CHENNAI: The e-Gaming Federation (EGF) said it would legally challenge the Tamil Nadu legislation banning online rummy and poker, noting that multiple High Courts and the Supreme Court itself had said these to be games of skill and not one of chance.
Rummy has been settled as predominantly a game of skill by the Supreme Court and held to be protected under Article 19(1)(g) of the Constitution, said Sameer Barde, CEO of EGF, adding that bringing it under the ambit of a game of chance was directly in violation of the apex judgments and also the Madras High Court judgment which overturned the law banning online games, including rummy and poker.
“We have decided to file a lawsuit as the ordinance categorises rummy and poker as games of chance. This is in dissonance with multiple legal judicial pronouncements, including the recent judgment by the Madras High Court, which has clearly segregated games of skill and chance,” said Sameer Barde, CEO of EGF.

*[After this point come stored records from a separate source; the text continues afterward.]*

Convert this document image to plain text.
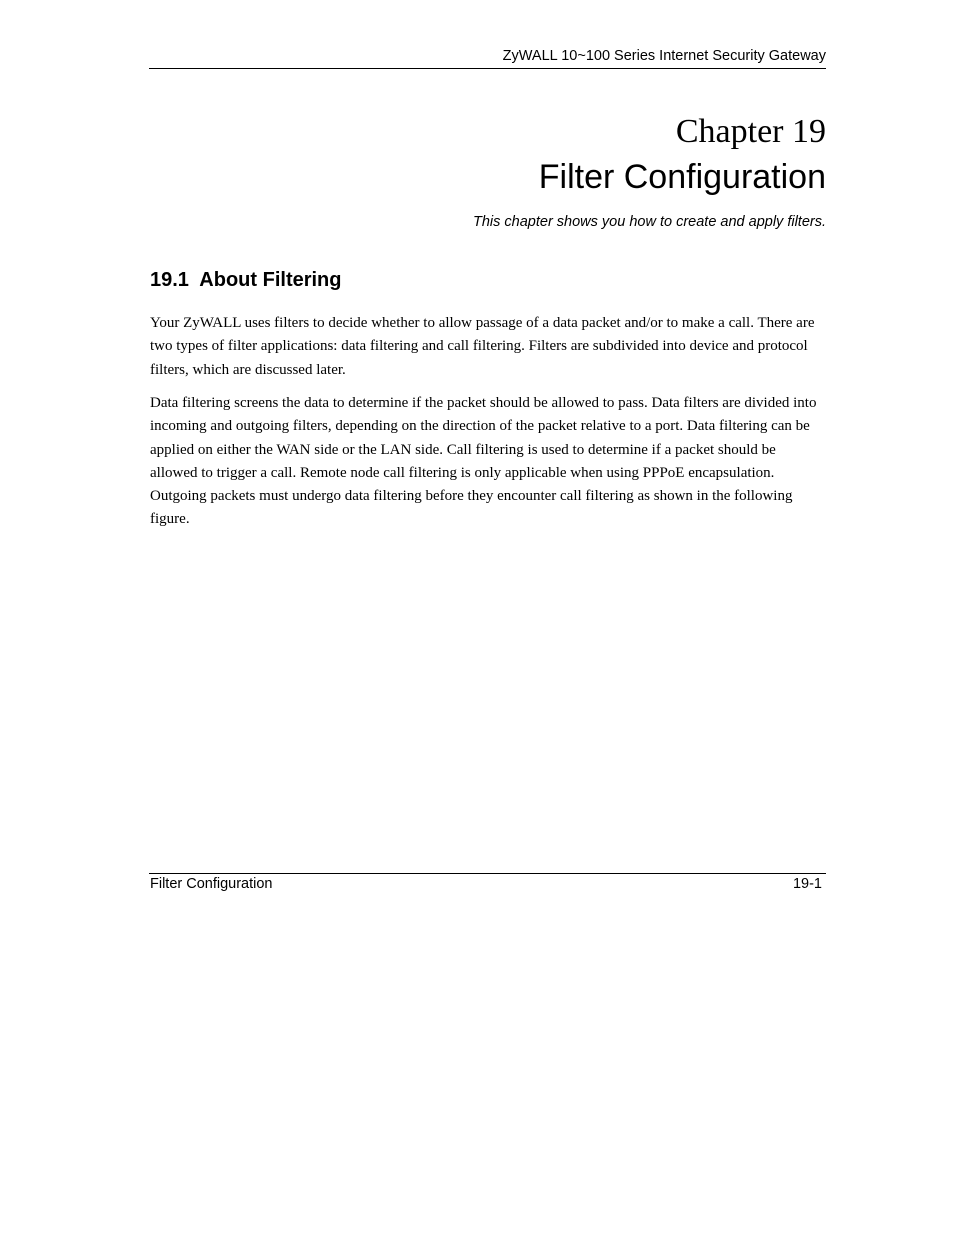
ZyWALL 10~100 Series Internet Security Gateway
Chapter 19
Filter Configuration
This chapter shows you how to create and apply filters.
19.1  About Filtering
Your ZyWALL uses filters to decide whether to allow passage of a data packet and/or to make a call. There are two types of filter applications: data filtering and call filtering. Filters are subdivided into device and protocol filters, which are discussed later.
Data filtering screens the data to determine if the packet should be allowed to pass. Data filters are divided into incoming and outgoing filters, depending on the direction of the packet relative to a port. Data filtering can be applied on either the WAN side or the LAN side. Call filtering is used to determine if a packet should be allowed to trigger a call. Remote node call filtering is only applicable when using PPPoE encapsulation. Outgoing packets must undergo data filtering before they encounter call filtering as shown in the following figure.
Filter Configuration	19-1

Barde also cited the Karnataka High Court judgment overturning the provisions of the Karnataka
Police (Amendment) Act, in February 2022. The court had then stated that games of skill do not metamorphose into ‘betting or gambling’ irrespective of whether they are played for stakes or simply because they are played online.
“For the online skill gaming industry and for Tamil Nadu, the need of the hour is a comprehensive online gaming policy that protects players and ensures that only legitimate online skill-gaming operators offer their services while weeding out the ones who break the law,” he added in a statement.